Hiç bir makam kadıya mülk değil
Siyaset öyle bir iştir ki, bazılarına göre hizmet için bir araç, bazılarına göre bu aracı kendi bencilliğinde kullanmak, bazılarına göre gelecek kapısı gibi görmek, bazıları da bu alanı din, iman, dava, yükselme ve şahsi çıkarlarında kullanma aracı olarak görürler. Halbuki, siyaset ne dindir ve ne de imandır. Ülke ve vatandaşların huzur ve rahatı için kullanılan bir araçtır. Ama ne hikmetse kendisine koyun bile güttürülmeyecek bazı kimseler, birilerinin sırtından siyaset kanalı ile bir yere gelince ben neymişim havasına kapılıyorlar.
Ben yoksam gerisi tufan düşüncesi hakim oluveriyor. Be kardeşim ben öyle siyaset kanalı ile bir yere gelenleri biliyorum ki, onların bazılarına odacılık yaptırmam. Adam herhangi bir siyasi parti kanalı ile birilerinin desteği ile Milletvekili, il genel meclis üyesi, Belediye meclis üyesi ve başka bir makama gelmiş.
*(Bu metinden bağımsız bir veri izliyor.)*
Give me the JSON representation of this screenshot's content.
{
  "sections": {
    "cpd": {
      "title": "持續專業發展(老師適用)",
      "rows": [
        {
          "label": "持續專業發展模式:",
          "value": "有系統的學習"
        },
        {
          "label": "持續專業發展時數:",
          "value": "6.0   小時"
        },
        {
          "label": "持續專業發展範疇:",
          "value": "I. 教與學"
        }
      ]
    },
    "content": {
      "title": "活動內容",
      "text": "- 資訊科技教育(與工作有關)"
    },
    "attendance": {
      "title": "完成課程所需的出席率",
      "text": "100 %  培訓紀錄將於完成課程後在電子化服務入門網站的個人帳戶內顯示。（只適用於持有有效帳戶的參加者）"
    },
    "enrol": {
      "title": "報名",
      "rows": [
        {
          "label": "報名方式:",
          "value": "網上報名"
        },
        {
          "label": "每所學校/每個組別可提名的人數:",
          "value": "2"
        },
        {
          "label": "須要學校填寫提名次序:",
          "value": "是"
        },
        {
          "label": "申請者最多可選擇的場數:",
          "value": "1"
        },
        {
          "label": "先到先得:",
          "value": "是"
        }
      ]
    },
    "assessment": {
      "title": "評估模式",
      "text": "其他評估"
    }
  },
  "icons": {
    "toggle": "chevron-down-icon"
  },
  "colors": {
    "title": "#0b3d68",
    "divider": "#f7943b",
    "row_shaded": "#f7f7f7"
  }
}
Eğer bir başka seçimde kendisi tekrar değerlendirilmezse kıyameti koparıyor ve hayatında hiç bir şekilde gelemeyeceği yere parti kanalı ile geliyor. Sonra bir bakmışınız kendisini adam yerine koyan partisine ver yansın ediyor.
Hiç bir makam kadıya mülk değildir, insanın inandığı bir dava olur. Burada mücadele verir başarır başaramaz, ama bana bir yer verilmedi diye düşündüğü davaya düşmanlık yapamaz. Kesersiniz, bazı şahıs ve kişilere kızabilirsiniz, ama düşmanlık yapamazsınız.
Dün eski bir siyasetçimizle sohbet ederken aynı konuyu konuştuk. Mesela ben taraf olduğum siyasi düşünceye küsmesi gereken birisi varsa ben küsmeliyim. Bazı kişi ve şahıslara küserek düşündüğüm düşünceye karşı bir tavır almam söz konusu olamaz. Ama yanlış yapanlar varsa onlarla zaman ve zemin içerisinde mücadelemizi veririz.
Bakıyorum Ak Parti, MHP, CHP ve diğer partiler içerisinde de kırgın ve küskün bir çok insan var. Bunun hesabını ise partisinin kazanmaması ile almaya çalışıyorlar. Yani partisi başarısız olursa orada oturanların hesabını görme fırsatı kolluyor. Bu düşünce bürokrasi kesiminde de var. Dün makama gelmiş oturmuş, bu gün alınmış ver yansın ediyor. Be kardeşim erişemeyeceğin bir makama getirilince iyi idi de şimdi alınınca kötü mü oldu? Kimseye bir makam ömür boyu oturmak için verilmez.
Partiyin yanlış politikalarını görebilirsin, bundan dolayı başka partiyi de destekleyebilirsin. Ama beni bir yere getirmediler, tekrar seçmediler diye ders vermeye çalışırsan bunun adı menfaatçiliktir. Dün bir yerlere geleyim diye mücadele verirken, bugün ben yokum diye yok etmeye çalışmak siyasi ahlaksızlıktır. Hele daha önce seçilmiş olup ta tekrar seçilemeyenlerin böyle hesap içinde olması ayrı bir siyasi ahlaksızlıktır.
O kadar gücün varsa, kamuoyu tarafından seviliyorsan çıkacaksın bağımsız aday olacaksın. Sonrada oturup boyuyun ölçüsünü göreceksin. Var mı buna cesaret edebilen, olmaz. Kapalı kapılar arkasından başka kapıya yatarak hesap görmek daha kolay.
Onun için hangi siyasi görüşte olursanız olun, ama kendi bünyenizde mücadele verin. Başkasının koynuna girerek kendi düşüncenize hesap sormaya tenezzül etmeyin. Yada hiç siyaset yapmadan aleyhte bulunmadan bir kenara çekilip kendi halinizde işinize gücünüze bakın türübüne oturup seyredin.
Ben varsam her şey var, ben yoksam gerisi tufan düşüncesinden vazgeçilmelidir. Önce ülkemin konumu, sonra sevgi ve saygı olmalı. Sonra ben konusu içeride mücadele ile yapılmalı. Yoksa zarar verdiğin yer yok olursa sen o zaman nasıl ve nerede mücadele edeceksin? Herkes önce kendi durumunu analiz etmeli, ben nereye layığım demeli.
Hiçbir makam kadıya mülk değildir, çıktığın gibi inmesini de bileceksin.